Evidence suggests that intrauterine devices inserted within 5 days of unprotected intercourse are a safe, effective means of preventing unwanted pregnancy.

Almost 100% of IUD users overall did not become pregnant following unprotected sex when the device was inserted post-coitus.

Barriers to use include initial cost, lack of awareness among physicians and patients, and current insertion practices.

Intrauterine devices (IUDs) can be a safe, effective, and cost-effective option for emergency contraception, according to a systematic review of 42 English and Chinese studies.

The studies, involving approximately 7,000 women, were conducted between 1979 and 2011 in 6 countries and involved 8 types of IUDs. Time from unprotected sex to IUD insertion ranged from 2 to 10 or more days, but, for the majority of women, it occurred within the recommended 5 days.

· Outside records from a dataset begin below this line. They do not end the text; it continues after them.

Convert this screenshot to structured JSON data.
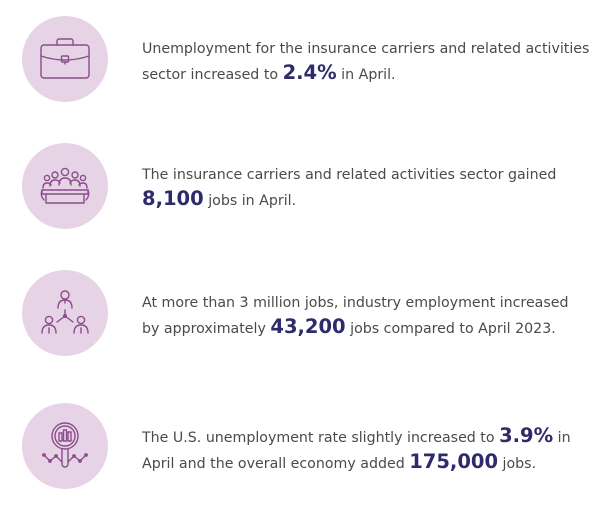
{
  "colors": {
    "icon_circle": "#e7d3e6",
    "icon_stroke": "#8a4d8c",
    "body_text": "#4a4a4a",
    "highlight_text": "#2f2a6b"
  },
  "stats": [
    {
      "icon": "briefcase-icon",
      "before": "Unemployment for the insurance carriers and related activities sector increased to ",
      "value": "2.4%",
      "after": " in April."
    },
    {
      "icon": "meeting-group-icon",
      "before": "The insurance carriers and related activities sector gained ",
      "value": "8,100",
      "after": " jobs in April."
    },
    {
      "icon": "org-network-icon",
      "before": "At more than 3 million jobs, industry employment increased by approximately ",
      "value": "43,200",
      "after": " jobs compared to April 2023."
    },
    {
      "icon": "magnifier-chart-icon",
      "before": "The U.S. unemployment rate slightly increased to ",
      "value": "3.9%",
      "middle": " in April and the overall economy added ",
      "value2": "175,000",
      "after": " jobs."
    }
  ]
}
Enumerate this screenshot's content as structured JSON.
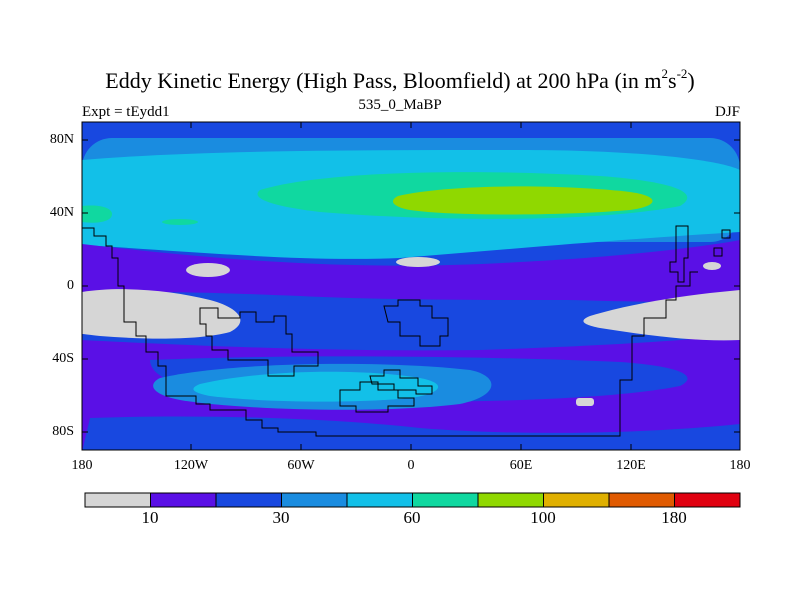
{
  "header": {
    "title_main": "Eddy Kinetic Energy (High Pass, Bloomfield) at 200 hPa (in m",
    "sup1": "2",
    "title_mid": "s",
    "sup2": "-2",
    "title_end": ")",
    "left_label": "Expt = tEydd1",
    "center_label": "535_0_MaBP",
    "right_label": "DJF"
  },
  "map": {
    "lat_ticks": [
      "80N",
      "40N",
      "0",
      "40S",
      "80S"
    ],
    "lon_ticks": [
      "180",
      "120W",
      "60W",
      "0",
      "60E",
      "120E",
      "180"
    ]
  },
  "colorbar": {
    "colors": [
      "#d6d6d6",
      "#5a10e6",
      "#1848e0",
      "#1a8ce0",
      "#12c0e8",
      "#10d8a0",
      "#90d800",
      "#e0b000",
      "#e05a00",
      "#e00010"
    ],
    "labels": [
      "10",
      "30",
      "60",
      "100",
      "180"
    ]
  },
  "colors": {
    "land_outline": "#000000",
    "grey": "#d6d6d6",
    "violet": "#5a10e6",
    "blue": "#1848e0",
    "mid_blue": "#1a8ce0",
    "cyan": "#12c0e8",
    "teal": "#10d8a0",
    "lime": "#90d800"
  }
}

The review provides clear evidence that IUDs are a highly effective method of emergency contraception: nearly 100% of users overall did not become pregnant after unprotected sex when an IUD was inserted post-coitus. Pregnancy rate (excluding 1 outlier study) was 0.09%. Conversely, the authors write, failure rates are at least 10 to 20 times higher with the various emergency contraceptive pills. The findings were published online May 8 in Human Reproduction.

Major advantages of copper IUDs is that, once inserted, they can be left in place as ongoing contraception for 10 years or more; further, their efficacy is unaffected by body mass index (BMI).

However, a recent study (Obstet Gynecol. 2012;119[2 Part1]:220-226) reports that use of copper IUDs for emergency contraception is hampered by the initial cost of the device, lack of awareness among physicians and patients, and current insertion practices: 93% of clinicians require 2 or more office visits for IUD insertion. Without same-day insertion, IUDs cannot compete with contraceptive pills, which can be obtained from the local pharmacy.